At the Library of Economics and Liberty, David Henderson recently reviewed Bruce Bartlett's book, "The New American Economy." The whole piece is worth reading, but Henderson makes one particularly important point. Bartlett's... facts show that Bush missed the fundamental insight about supply-side economics, which is the importance of getting marginal rates down. As Bartlett notes, "Bush himself was responsible for watering down the supply-side elements."
Doubling the child credit, in particular, is the opposite of a supply-side policy. Bartlett writes, correctly, "the vast bulk of Bush's tax cuts in dollar terms involved rebates and tax credits that had no supply-side effects whatsoever."
This is a vital point, and good for Bartlett and Henderson for highlighting it. Two of the three tax cuts signed in the G.W. Bush Era were not supply-side in that they were not long-term reductions of marginal tax rates on income or capital.

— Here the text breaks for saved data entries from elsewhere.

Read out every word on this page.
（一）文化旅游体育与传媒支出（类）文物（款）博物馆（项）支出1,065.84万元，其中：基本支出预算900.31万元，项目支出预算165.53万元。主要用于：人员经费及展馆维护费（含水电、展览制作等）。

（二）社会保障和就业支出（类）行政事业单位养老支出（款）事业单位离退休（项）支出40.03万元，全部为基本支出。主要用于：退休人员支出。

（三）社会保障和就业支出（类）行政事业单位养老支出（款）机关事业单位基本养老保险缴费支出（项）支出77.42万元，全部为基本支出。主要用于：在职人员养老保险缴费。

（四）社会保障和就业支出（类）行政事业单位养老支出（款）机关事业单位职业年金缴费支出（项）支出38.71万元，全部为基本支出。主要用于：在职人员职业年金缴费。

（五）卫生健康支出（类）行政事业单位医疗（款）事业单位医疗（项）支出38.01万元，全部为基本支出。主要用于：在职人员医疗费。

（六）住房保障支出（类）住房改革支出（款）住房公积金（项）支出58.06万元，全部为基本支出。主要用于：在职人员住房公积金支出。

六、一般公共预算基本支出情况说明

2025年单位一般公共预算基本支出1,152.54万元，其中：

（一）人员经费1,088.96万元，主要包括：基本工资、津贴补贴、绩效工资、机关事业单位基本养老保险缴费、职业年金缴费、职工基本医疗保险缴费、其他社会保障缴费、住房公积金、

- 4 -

The cuts of 2001 and 2008 were designed as short-term rebates to stimulate consumption, i.e. demand, by putting "more money in people's pockets." In the supply-side view, such tax cuts are a waste of money as they cost Treasury billions and clutter the IRS code without reforming the tax system to incentivize new economic growth or investment.Any how, only the 2003 tax cut was a true supply-side bill, thanks to the efforts of House Ways & Means Committee Chairman Bill Thomas, and the sluggish economy accelerated. Despite the tax bill's $650 billion price tag, the fiscal deficit fell from 2004-2007, and President Bush was re-elected. While tax policy is vital to understanding the Bush era, both Bartlett and Henderson ignore the supply-side policy mix's other half, sound money, which was notably absent.From 2001-08, the dollar fell against other major currencies:
And gold rose four times, from $250 to $1000:
In hindsight, it is obvious U.S. monetary authorities in the GW Bush years pursued a weak dollar policy, a Keynesian idea intended to promote exports. Such currency manipulation is fundamentally at odds with the supply-side principles of fixed exchange rates among world currencies and a stable gold price.

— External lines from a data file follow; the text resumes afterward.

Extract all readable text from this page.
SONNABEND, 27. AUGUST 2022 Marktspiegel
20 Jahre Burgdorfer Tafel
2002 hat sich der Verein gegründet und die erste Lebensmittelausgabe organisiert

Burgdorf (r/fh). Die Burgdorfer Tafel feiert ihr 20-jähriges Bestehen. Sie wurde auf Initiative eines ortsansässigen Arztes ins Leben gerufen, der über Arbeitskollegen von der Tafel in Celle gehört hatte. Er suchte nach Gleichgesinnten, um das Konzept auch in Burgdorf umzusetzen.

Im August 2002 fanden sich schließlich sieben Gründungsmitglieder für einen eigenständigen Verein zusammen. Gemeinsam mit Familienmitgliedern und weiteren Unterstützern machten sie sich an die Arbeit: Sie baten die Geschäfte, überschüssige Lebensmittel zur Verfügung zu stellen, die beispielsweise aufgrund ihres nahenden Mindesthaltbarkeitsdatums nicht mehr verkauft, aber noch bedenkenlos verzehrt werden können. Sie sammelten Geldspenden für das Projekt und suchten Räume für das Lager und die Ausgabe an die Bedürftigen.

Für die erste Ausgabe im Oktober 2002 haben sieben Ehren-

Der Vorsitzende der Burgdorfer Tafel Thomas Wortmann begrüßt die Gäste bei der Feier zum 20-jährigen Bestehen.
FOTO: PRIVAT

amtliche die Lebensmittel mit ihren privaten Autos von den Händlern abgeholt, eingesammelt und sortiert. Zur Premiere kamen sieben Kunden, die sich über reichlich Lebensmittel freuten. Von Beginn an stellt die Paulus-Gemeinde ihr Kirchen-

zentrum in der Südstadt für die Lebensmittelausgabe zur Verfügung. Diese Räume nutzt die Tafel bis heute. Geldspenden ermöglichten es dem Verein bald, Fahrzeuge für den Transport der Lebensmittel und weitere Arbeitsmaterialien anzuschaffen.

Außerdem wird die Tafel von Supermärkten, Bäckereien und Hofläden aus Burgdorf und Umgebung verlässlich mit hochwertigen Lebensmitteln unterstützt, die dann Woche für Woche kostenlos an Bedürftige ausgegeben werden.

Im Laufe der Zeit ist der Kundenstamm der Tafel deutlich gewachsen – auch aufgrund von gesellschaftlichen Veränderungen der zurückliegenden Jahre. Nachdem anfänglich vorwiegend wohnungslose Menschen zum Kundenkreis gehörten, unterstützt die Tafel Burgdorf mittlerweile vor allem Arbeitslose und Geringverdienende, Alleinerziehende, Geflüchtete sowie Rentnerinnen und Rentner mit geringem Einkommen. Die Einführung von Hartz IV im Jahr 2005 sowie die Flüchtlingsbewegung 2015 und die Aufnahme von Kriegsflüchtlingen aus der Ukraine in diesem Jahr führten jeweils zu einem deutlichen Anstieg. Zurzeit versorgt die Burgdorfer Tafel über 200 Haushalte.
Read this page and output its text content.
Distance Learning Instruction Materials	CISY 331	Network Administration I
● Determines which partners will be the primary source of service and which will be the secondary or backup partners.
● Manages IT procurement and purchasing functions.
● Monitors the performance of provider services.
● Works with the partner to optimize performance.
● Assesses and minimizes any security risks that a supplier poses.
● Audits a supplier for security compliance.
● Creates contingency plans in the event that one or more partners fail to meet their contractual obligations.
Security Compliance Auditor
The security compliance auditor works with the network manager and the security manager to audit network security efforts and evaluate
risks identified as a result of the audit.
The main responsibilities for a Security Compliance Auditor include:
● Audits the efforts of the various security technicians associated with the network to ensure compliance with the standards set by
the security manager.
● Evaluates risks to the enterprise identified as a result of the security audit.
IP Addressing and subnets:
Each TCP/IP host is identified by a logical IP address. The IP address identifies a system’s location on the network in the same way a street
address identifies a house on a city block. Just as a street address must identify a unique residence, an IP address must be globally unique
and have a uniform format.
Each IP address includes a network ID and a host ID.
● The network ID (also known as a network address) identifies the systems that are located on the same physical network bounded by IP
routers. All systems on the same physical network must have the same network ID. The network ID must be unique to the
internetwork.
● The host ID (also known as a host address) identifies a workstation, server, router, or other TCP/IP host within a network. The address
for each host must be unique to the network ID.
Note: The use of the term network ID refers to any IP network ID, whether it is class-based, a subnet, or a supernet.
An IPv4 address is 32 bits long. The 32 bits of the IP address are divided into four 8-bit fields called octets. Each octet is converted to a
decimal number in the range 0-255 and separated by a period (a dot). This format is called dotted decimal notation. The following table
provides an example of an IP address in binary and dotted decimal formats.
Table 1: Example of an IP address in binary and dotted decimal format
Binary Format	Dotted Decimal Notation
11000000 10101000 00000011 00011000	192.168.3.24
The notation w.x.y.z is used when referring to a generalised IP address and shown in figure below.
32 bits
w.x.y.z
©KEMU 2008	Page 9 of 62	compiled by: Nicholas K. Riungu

As Nobel Laureate Robert Mundell has explained, trade deficits in an open global economy balance when a current account deficit's flipside is a capital account surplus, as has been the case for America for most of its history. By definition, in an open-economy model, all trade balances.
Today, it is clear that the weak dollar dollar policy was the great economic mistake under President Bush, as it pushed the housing boom into a bubble, raised oil prices to record levels, and damaged trade partners. Mundell believes the dollar's instability was the primary culprit in the 2008 financial crisis and resulting recession. He argues Europe's current economic problems are a direct result of the dollar's instability too.
It should be clear then, that the G.W. Bush years were not a period of supply-side policy, especially for monetary policy. If anything, the era confirms the danger of deviating from the supply-side formula.
(Note: John Tamny has made many of these arguments previously. As have Bret Swanson and David Malpass.)